I walked through the Old City to an Arab congregation -- hidden down a narrow street, almost invisible. I stepped into the singing and worship, only to have eyes gaze upon me. I was the only westerner there. I felt God. As well, I had never felt as much of a struggle to take sides. The Arabs and Jews outside the Church continued to war, while fear, intimidation, and misunderstanding separated groups who both believed in Jesus. Jewish believers cast doubt upon Arabs as a whole for suicide bombings and lack of support for their people and nation, while Arab believers saw some exaltation of Israel and Jewishness as arrogant, presumptuous, and idolatrous. Both were targeted by those outside of Christianity. I had to resist these prejudices. I clearly felt the love of God and His desire for unity. Many times believers were forced to bind together to help encourage one another because of persecution. Arabs believers would sometimes meet in buildings where Hebrew believers also met on a different day. I knew ultimate reconciliation of Israel as a nation to God and the unity of the Church would only come through Jesus' love.

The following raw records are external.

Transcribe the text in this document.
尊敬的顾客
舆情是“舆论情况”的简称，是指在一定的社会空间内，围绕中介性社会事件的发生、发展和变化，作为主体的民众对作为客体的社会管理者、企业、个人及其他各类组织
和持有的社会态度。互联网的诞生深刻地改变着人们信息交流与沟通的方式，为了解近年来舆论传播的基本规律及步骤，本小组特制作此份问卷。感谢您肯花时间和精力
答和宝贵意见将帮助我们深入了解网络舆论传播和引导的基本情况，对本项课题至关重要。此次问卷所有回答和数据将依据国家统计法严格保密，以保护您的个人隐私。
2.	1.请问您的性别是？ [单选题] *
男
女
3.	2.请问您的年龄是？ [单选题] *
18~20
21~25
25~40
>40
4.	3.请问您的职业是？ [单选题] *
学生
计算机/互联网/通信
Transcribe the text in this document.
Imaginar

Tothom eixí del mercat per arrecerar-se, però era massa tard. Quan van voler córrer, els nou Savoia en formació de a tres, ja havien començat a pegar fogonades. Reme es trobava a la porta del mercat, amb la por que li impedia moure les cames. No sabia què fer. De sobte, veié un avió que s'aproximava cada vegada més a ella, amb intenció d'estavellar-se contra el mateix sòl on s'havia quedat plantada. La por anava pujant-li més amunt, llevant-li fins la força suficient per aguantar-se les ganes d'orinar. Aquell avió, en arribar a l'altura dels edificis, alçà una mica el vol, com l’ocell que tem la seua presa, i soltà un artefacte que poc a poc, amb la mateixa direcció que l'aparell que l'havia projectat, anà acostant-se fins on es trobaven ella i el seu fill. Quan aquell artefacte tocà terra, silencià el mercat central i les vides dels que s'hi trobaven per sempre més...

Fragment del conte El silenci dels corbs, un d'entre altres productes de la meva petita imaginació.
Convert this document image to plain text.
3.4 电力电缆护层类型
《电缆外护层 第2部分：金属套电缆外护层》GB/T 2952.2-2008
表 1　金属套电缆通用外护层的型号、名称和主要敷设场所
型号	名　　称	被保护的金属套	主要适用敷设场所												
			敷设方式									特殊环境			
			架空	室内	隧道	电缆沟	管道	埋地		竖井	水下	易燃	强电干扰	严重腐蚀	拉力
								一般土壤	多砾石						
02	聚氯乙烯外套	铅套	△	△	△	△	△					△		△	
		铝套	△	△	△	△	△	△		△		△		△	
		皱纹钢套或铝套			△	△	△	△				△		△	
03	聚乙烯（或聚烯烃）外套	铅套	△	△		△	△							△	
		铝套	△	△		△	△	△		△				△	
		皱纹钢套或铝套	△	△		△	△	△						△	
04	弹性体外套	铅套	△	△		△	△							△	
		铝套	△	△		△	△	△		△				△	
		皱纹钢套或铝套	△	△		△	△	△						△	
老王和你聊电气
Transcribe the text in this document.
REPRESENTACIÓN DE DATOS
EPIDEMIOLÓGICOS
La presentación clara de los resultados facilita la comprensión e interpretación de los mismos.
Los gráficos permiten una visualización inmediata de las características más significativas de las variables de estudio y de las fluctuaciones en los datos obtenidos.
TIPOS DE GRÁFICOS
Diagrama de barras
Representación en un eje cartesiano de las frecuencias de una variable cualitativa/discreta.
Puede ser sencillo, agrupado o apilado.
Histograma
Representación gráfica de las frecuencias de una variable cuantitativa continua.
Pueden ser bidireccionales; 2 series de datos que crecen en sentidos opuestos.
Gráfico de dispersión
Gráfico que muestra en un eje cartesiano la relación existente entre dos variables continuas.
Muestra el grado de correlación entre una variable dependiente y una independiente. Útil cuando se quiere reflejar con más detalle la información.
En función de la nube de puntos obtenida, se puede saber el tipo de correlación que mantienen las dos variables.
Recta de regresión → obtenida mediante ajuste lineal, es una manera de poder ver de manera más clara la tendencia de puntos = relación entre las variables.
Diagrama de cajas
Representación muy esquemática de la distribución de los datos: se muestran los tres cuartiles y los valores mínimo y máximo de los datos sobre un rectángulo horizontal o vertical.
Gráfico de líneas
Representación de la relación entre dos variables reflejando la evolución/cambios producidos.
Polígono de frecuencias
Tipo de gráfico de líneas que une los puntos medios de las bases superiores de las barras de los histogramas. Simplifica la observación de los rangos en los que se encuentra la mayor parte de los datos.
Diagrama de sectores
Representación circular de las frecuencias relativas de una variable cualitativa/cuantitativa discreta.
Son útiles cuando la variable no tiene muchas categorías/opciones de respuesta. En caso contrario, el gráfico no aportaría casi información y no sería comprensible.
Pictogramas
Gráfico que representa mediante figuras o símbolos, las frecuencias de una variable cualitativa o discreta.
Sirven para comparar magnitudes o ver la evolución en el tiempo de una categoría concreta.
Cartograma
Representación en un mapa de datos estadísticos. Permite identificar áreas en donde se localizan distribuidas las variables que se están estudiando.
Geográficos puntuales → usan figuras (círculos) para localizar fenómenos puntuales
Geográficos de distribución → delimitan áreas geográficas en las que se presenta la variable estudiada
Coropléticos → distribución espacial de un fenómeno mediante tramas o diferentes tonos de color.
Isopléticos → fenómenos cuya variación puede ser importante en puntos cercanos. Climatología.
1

The next year, while staying in hostels to save money, I cultured myself in amazing shawarma and falafel in Jerusalem's food shops, while prayer-walking the streets. I prayed the Tehillim at the Cotel, and that night went to bed trying to suppress the shadowy realities around me: the prostitution of little Arab boys in the Old City, a German girl and French boy “shacking-up” in the adjacent hostel bed, hatred and division all around. I wondered what tomorrow would bring. After all, it would be Resurrection morning, and this was Jerusalem. I awoke, wondering about the clanging outside the hostel. I walked out as sunlight warmed my face and my soul. The most glorious sound I had ever heard filled my ears. For once, I heard the bells of grace and freedom. Every church and steeple in Jerusalem together rang their bells throughout the day, unhindered. Together. Like light breaking through the window of someone living in a holocaust cell, hope was restored. For once, the blackness surrounding the city broke. I sincerely felt that, through the immense evil and impossibility of Jesus' prayer for His Church to be “One”, hope existed for its reality. Sounds of war, of guns and of bombs drowned in rejoicing, like life from the dead.